Women are taking leadership roles in traditionally male-dominated sectors, such as energy, where 15 of the 17 CEOs in our survey were men. In December 2012, less than a month after Rep. Jo Ann Emerson won reelection to her Missouri seat, she announced unexpectedly that she would resign to become CEO of the National Rural Electric Cooperative Association. If Emerson is paid the same as her male predecessor, former Rep. Glenn English ($1.89 million), it would put her in the upper echelon of executive earners. And just this month, Sue Kelly took the helm of the American Public Power Association. Her predecessor, Mark Crisson, collected $705,412 in 2012.
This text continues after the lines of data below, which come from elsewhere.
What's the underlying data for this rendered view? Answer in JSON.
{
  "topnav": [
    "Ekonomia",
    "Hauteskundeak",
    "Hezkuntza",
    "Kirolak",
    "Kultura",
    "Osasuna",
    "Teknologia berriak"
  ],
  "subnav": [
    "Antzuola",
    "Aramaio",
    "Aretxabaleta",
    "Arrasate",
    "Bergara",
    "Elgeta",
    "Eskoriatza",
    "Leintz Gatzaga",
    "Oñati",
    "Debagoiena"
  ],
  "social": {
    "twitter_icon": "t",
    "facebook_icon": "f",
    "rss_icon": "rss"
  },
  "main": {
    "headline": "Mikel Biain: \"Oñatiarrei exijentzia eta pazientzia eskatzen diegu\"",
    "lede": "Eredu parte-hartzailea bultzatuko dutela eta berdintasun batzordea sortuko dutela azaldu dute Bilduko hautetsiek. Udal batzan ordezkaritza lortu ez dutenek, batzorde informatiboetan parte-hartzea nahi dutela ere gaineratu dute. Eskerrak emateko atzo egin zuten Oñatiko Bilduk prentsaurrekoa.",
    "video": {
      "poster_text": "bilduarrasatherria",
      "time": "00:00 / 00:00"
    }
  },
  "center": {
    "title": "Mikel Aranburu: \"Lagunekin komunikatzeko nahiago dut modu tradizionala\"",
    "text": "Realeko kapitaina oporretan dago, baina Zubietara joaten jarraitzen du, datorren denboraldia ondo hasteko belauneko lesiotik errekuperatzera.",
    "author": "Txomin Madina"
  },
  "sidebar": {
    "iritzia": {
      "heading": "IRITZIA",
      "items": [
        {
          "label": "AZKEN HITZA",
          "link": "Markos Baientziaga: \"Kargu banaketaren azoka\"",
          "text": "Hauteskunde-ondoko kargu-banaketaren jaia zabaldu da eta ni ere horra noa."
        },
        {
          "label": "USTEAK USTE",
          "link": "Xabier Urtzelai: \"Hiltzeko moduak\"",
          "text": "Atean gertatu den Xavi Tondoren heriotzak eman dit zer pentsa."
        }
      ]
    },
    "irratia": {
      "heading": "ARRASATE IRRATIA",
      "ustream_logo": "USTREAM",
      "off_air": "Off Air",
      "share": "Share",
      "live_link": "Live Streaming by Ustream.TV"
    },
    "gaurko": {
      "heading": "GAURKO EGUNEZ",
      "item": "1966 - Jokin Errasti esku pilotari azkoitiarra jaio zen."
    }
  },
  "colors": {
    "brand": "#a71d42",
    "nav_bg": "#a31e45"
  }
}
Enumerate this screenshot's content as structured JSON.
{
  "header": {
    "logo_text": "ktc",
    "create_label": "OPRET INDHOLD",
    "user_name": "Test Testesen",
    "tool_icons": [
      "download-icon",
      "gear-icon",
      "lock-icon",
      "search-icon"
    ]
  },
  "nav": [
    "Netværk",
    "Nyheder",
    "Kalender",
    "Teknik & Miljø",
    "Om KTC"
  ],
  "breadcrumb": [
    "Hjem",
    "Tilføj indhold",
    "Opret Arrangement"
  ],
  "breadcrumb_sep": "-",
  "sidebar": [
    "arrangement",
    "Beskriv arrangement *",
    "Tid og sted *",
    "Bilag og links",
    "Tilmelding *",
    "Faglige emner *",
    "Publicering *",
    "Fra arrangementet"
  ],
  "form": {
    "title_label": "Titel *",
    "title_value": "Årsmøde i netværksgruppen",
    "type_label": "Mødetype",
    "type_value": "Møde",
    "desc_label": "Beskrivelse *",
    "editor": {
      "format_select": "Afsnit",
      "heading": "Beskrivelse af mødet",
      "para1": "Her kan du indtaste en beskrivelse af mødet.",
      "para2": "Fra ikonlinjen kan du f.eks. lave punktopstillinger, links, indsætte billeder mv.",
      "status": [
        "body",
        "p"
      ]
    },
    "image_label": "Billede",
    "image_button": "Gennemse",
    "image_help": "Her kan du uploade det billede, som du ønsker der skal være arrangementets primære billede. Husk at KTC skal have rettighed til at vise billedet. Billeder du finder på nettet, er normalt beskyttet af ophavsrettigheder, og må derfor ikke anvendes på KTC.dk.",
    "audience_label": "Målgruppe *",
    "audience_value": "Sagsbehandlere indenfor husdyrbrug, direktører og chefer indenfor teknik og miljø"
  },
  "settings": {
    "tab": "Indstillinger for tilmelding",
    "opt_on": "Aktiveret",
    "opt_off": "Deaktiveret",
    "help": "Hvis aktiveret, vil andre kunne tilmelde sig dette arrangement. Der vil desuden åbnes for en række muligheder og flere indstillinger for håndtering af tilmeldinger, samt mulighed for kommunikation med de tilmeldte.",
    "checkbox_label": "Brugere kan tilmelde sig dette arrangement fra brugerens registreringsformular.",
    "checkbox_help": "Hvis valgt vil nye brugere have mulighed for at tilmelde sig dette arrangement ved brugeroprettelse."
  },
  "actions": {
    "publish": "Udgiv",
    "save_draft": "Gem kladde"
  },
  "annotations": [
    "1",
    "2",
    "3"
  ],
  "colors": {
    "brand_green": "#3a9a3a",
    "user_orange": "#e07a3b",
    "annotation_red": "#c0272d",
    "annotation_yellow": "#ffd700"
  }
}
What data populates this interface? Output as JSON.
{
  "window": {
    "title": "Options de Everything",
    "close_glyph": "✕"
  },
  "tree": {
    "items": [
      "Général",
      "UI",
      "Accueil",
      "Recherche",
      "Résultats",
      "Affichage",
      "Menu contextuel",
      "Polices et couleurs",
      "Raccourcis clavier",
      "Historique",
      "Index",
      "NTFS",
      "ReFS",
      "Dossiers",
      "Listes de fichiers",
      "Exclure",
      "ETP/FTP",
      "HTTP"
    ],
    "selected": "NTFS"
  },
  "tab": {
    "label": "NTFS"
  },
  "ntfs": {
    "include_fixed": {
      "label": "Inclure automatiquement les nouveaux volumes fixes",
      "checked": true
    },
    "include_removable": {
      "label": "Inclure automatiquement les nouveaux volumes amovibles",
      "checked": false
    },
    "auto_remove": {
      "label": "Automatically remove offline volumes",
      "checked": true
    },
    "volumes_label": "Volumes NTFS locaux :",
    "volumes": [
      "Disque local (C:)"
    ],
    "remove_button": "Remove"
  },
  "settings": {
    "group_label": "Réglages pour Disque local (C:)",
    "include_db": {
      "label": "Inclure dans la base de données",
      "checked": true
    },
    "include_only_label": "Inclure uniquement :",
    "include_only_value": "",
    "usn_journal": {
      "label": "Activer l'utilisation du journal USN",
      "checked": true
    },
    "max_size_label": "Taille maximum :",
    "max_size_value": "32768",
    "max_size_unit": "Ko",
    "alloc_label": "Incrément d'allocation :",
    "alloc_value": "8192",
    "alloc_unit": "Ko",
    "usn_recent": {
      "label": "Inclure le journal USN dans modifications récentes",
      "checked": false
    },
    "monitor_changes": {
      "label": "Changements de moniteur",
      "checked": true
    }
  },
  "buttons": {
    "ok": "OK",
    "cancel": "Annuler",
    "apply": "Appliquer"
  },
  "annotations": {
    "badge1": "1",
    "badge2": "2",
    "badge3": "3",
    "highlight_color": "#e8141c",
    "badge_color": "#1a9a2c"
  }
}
Of course, ground is lost as it is gained. The two incumbent women CEOs in the energy sector in 2012—Regina Hopper of America's Natural Gas Alliance ($885,313) and Denise Bode of the American Wind Energy Association ($589,964)—have both since departed.
Indeed, there's a long way to go to achieve full equality. If the pace at which the percentage of women CEOs has increased in the past 10 years holds steady, then equal representation would still be decades away.
Peter Bell contributed to this article.